As I write, Mark is cleaning another saddle, his fourth so far this winter. He set a wooden saddle rack on an old flannel sheet in front of the woodstove where he works. Tonight he’s listening to Buck Owens, Reba McEntire, Alan Jackson . . . I think he enjoys it – the results of it anyway, for sure. 

He and his new Border Collie, Nan, attended a two day dog training clinic with master handler Jack Knox, of Butler, Missouri, formerly of Scotland. I watched for a few hours marveling at the spectacle. Jack stands in a ring with three plump sheep. One by one the tentative owners lead their dogs into the ring, then Jack takes over. Attached to their owner they might be, but Jack is in immediate control. He alternately urges the dog on to pressure the sheep, and firmly gives his “lie down” to slow the dog’s pace. Within four lessons he has every dog much more focused, settled a bit, and willing to work.

He admonishes his students, “give your dog the freedom to make mistakes. Correct the wrong and the right will happen.”  He says dogs are just like children, they learn when they make mistakes and they need lots of room to make plenty of them.

We’ve been lucky to learn from some of the greats in the many varied fields that ranching encompasses, cattle handling, horsemanship, soil health, grass management, even economic analysis. I’m ever thankful for a partner in Mark that shares my love of lifelong education. Let’s see, what learning opportunity is next?  

Jack helping Anita's Rob get it right

a mild January morning

Saturday, January 3, 2015

Wrapping up 2014

It’s been hovering around ten degrees below zero every morning for a few days. The cows need fed regardless of the weather and especially so in severe conditions. Mark is finding out the downside of the new used diesel truck we bought which is not wanting to start. The old '73 International and the '77 Ford fired up just fine though! I’ll even forgive the passenger door on the Ford that won’t open from the outside. Actually reaching across the seat to open the door for the feeder person is second nature. 

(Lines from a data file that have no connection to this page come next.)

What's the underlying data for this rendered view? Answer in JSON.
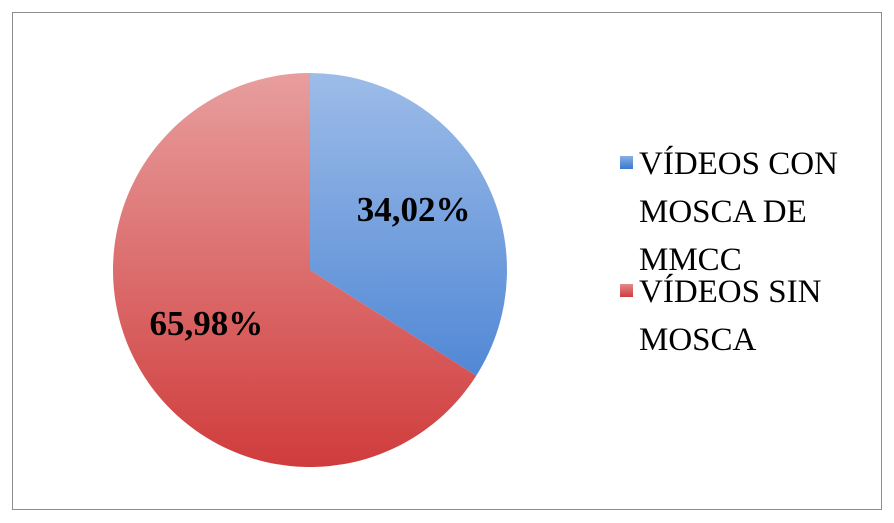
{
  "chart_data": {
    "type": "pie",
    "categories": [
      "VÍDEOS CON MOSCA DE MMCC",
      "VÍDEOS SIN MOSCA"
    ],
    "values": [
      34.02,
      65.98
    ],
    "value_labels": [
      "34,02%",
      "65,98%"
    ],
    "colors": [
      "#3a78d0",
      "#d03c3c"
    ]
  }
}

Callie made her way back to New York City, catching a plane at 5:40 am on New Year’s day. This followed a celebration the night before at her grandpa’s dance barn. I imagine she had quite a culture shock when she arrived back at La Guardia Airport. It was 48 degrees there on the east coast which only scratches the surface of the differences between the two places.

Gary’s dance barn, an old milking facility with a hardwood floor in the free stall area and a bar in the milking parlor, usually hosts a New Year’s Eve party. The dance was a good one this year because of all the young adults that showed up. Someone said dancing is a time honored “safe” way for males and females to come together. There wasn’t much mixing though until our kids got them involved in the Virginia Reel, an old folk dance where the boys line up on one side and the girls on the other. After much do-se-doing and sashaying and “swing your partner” they got mixed up right good.

There were lots of little kids too, young enough to dance freely without all those annoying insecurities that emerge at about 11 years old. We don’t dance enough in our world. Mark’s grandma and grandpa as young marrieds danced every week at one venue or another, changing partners throughout the evening. And you didn’t go home early just because you had little kids. Grandma Bonny says the kids would play until they fell asleep on benches along the edge of the dance floor. And if you ask me, that is much healthier than insisting they go home at 9:00 pm because “it’s their bedtime.”

My favorite part of any dance is watching my family out on the floor together. Seth is good to dance with his sisters and Mark can still cut a rug with Callie and Anna at the western swing. They don’t get dizzy like I do!